Sunday 11 March 2012

The Point of 0.6 (8)

eBay


So, finally her unorthodox views had held sway. The change had occurred since that carnival day. Within 24 hours they had all quit the fray. Cast off their masks, thrown those damned piccolos away.

And, the weather had turned; the sky was now blue. The blossom was out, and the daffodils, too. Little baa lambs frolicked on the hillsides nearby. (It would be months before they were turned into shepherd's pie.) Daylight took longer to turn into night. Her colleagues now embraced a sense of well-being, that all would come right.

But this change of heart, she knew for sure, was because they had reached the end of their tether; they cared no more. They were no longer prepared to fight the good fight. They sensed they could change nothing, try as they might. The might of the senior management team would always succeed. For managerial matters were driven by greed. (If managers can't get what they want they at least get what they need.) By acknowledging this, the workers were suddenly freed; from any obligation to compromise or please. They were sick of genuflecting, being brought to their knees. Not caring was starting to feel like a breeze.

At which point she suggested they all go 0.6. But for some this would result in a financial fix. They had mortgages to pay and cars to run. (These material concerns ensured life ceased to be fun.) So she suggested that rather than work, why not play? How better, she suggested, than to start selling on eBay?

It wasn't easy, it took quite a while, before they all got it and started to smile; at the thought that while they sat at their desks, instead of sorting emails they could dismantle the domestic nest, by auctioning on-line all the clutter they had accrued. She put it to them thus: 'you will feel re-newed. Re-newed and relieved to rid yourself of clutter.' (She ignored the guy in the corner who'd begun to dribble and splutter. He was evidently not worth saving, he was too full of dread, too scared to see his bank balance shift into the red.)
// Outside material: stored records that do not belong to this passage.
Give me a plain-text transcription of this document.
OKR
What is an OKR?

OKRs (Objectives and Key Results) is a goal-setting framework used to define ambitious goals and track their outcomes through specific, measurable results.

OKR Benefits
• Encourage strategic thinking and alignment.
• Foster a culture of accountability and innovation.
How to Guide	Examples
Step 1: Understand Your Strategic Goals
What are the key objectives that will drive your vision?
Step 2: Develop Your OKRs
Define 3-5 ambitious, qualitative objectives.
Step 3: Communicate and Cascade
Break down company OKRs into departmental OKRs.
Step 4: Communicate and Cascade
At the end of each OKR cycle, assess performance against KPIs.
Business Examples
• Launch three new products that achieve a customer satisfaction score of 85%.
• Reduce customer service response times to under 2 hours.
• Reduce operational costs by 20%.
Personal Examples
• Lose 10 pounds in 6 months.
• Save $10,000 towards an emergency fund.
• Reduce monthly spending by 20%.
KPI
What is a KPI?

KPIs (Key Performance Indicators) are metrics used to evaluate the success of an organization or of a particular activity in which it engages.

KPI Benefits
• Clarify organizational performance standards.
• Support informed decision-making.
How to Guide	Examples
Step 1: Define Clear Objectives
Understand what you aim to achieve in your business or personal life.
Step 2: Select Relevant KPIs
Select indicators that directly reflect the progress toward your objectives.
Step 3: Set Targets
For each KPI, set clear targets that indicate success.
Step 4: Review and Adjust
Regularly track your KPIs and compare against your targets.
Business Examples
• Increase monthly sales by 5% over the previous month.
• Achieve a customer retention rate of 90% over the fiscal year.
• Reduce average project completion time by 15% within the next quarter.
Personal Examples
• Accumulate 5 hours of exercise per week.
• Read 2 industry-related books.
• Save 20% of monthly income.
But the majority was game, the majority saw the light. Her colleagues regained their passion for their subject: their pleasure, the delight. They had looked into their souls and understood what they stood for. It wasn't Higher Education; that's not what they'd studied for. They had all turned to art because they believed they were creative. That they needed a visual medium to express themselves with. They needed 'Art' in order to negotiate how to live. Teaching was but a by-product, a generous impulse to give. But teaching had recently become about something other. They were now of the opinion, 'why should we bother?'

So, while senior management continued to plot and scheme, ensuring that all they did would serve only their team, the workers sat at their desks all day (and in doing so they ensured they would get full pay), but they no longer cared what the students had to say. They were too busy engaged in their own form of play; tracking the value of their belongings at auction on eBay.